El último (F.W.Murnau, 1924)

Fascinados por las ostentosas cualidades de “El último” (la gran cima realista de Murnau junto a “Amanecer”), sus simpatizantes suelen omitir que en un principio esta adaptación de “El abrigo”, de Nikolai Gógol, iba a pertenecer a una trilogía dirigida por Lupu Pick, en la que él mismo se reservaba el papel que terminó por recaer en el entonces todopoderoso Emil Jannings. Sin negar méritos al autor de “El raíl”, de la que hablaré en otro momento, es de celebrar que el proyecto quedase al final, no ya en manos del genio de Westfalia, sino de su habitual equipo, con Carl Mayer como guionista y el visionario Karl Freund como inquieto director de fotografía e incansable buscador de esencias.

Filmada originalmente sin rótulos, dentro del extenso contrato que Murnau mantenía con la UFA, los riesgos e implicaciones de esta fábula en torno a la hipocresía social (mayores, a mi juicio, que su alabada crítica al militarismo) no se limitan solo a su experimental factura. En sincretismo con su simpleza argumental, la historia del anciano portero del Hotel Atlantic (Jannings), quien tras verse despojado de su antiguo uniforme se siente obligado a simular que conserva el puesto, manteniendo así el respeto de familiares y vecinos, ha perdurando tanto como perdura la ilusión de autoridad con que la prenda o el cargo oficiales llevan a presuponer grado moral a sus portadores.

Es cierto que, en connivencia con el director, Jannings hizo añadir un epílogo con final feliz, en el que la introducción de una inesperada herencia desvía la metáfora (o la recrudece, según se mire) hacia la consideración del dinero como auténtico patrón del éxito social. Pero ello no obsta para que Murnau, tan habilidoso para evadir derechos de autor (en “Nosferatu” o la desaparecida “La cabeza de Jano”) como para obligarnos a leer entre líneas, se ocupase de que el diseño de la librea del portero recordarse a un uniforme militar con el objetivo de engañar a la censura. Aun así, por recursos que no fuera, porque “El último” los tuvo de sobra para adecuar su discurso: 180 jornadas de rodaje y un millón de marcos de presupuesto (de los que el protagonista se llevaba 600.000); la colaboración de un equipo de arquitectos realizando croquis de todos los planos hasta obtener una previa visual completa de decorados, iluminación y encuadres, y, como consecuencia de todo ello, un vivero magnífico de construcciones espectaculares,  desde la calle principal a la propia fachada del hotel, pasando por el barrio humilde del protagonista, donde Murnau logró reinventar lo más difícil: la vida cotidiana.

La película conjura un deslumbrante eclecticismo de técnicas que a mi entender cristalizan en un ejemplo pionero de realidad virtual. El dominio de la falsa perspectiva, que incluía miniaturas y trucajes de vehículos y figurantes de cartón recortado con una ilusión de profundidad extraordinaria, y que se veía reforzada por la luz, los reflejos en las brillantes escenas de lluvia y los numerosos rodajes nocturnos, deja al espectador sin aliento en determinados pasajes, en los que, una vez más, Freund resultó figura clave. Trabajador y polifacético, el operador combinó oficio y ensayo al rodar tomas diversas de la misma escena con dos cámaras, para contar con negativos destinados al mercado extranjero, sin dejar de experimentar en el proceso, bien con vidrios untados con vaselina, para producir imágenes turbias, bien moviendo lentes ante el objetivo, dando pie a la -técnicamente excelente- secuencia de la borrachera.

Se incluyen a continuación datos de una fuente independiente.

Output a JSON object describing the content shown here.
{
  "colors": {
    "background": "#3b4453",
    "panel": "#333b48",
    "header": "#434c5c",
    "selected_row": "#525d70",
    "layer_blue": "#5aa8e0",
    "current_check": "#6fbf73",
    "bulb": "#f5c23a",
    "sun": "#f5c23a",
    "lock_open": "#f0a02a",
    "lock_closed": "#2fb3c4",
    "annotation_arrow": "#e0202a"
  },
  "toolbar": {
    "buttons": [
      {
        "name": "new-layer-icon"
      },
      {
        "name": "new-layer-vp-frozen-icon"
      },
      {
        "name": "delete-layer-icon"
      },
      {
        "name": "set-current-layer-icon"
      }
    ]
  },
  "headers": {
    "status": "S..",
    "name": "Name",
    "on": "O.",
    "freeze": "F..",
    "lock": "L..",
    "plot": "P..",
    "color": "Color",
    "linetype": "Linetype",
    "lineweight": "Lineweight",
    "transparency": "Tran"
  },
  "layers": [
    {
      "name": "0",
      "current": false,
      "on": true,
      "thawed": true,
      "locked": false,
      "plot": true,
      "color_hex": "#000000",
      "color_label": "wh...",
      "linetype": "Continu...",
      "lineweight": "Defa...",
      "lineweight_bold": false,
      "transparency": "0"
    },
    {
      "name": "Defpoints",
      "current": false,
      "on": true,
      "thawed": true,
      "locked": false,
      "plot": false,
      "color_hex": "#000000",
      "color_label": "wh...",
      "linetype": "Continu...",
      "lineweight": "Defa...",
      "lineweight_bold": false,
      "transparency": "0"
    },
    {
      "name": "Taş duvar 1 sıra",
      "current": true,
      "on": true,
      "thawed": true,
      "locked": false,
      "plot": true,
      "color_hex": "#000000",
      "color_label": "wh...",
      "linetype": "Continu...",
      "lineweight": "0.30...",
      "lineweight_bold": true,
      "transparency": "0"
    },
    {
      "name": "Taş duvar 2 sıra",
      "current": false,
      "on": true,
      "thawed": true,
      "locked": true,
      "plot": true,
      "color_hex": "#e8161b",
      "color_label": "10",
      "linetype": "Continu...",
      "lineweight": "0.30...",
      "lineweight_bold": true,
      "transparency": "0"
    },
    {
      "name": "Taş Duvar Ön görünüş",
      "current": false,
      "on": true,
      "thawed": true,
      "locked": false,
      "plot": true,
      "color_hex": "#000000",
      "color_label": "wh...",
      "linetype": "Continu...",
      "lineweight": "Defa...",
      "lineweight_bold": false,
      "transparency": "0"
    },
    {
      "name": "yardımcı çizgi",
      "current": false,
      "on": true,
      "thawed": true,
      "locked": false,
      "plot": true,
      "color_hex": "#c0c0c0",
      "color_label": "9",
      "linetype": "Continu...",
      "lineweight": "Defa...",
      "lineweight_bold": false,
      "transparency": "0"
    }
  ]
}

No es casual que antes utilizara el término “visionario” para referirme a Freund y a su actividad con Murnau, por la ligereza con que estos días se cuelga la misma vitola a directores de cine y televisión que llevan en su equipaje cultural al camarógrafo, sobre todo a la hora de inspirar determinados movimientos de cámara en la misma frescura subjetiva que respira “El último”. Sus trucajes para que la imagen “atravesara” un cristal, o la famosa “cámara desencadenada”, con la que logramos por primera vez seguir con la vista el sonido de una trompeta, o los gritos de un patio de vecinas, son comunes a una estética que hoy dominan los ordenadores, pero cuya práctica inició esta película en 1924 con una pequeña cámara Stachow, de tan sólo 8 kilos, un visor deportivo y un motor atados al cuerpo, con los que se avanzaba encuadrando a ciegas a los actores.

Tras el estreno en Estados Unidos de semejante prodigio, no es de extrañar que Murnau recibiera una oferta de William Fox para trabajar en sus estudios. Hoy nadie se atrevería a asumir tantos riesgos.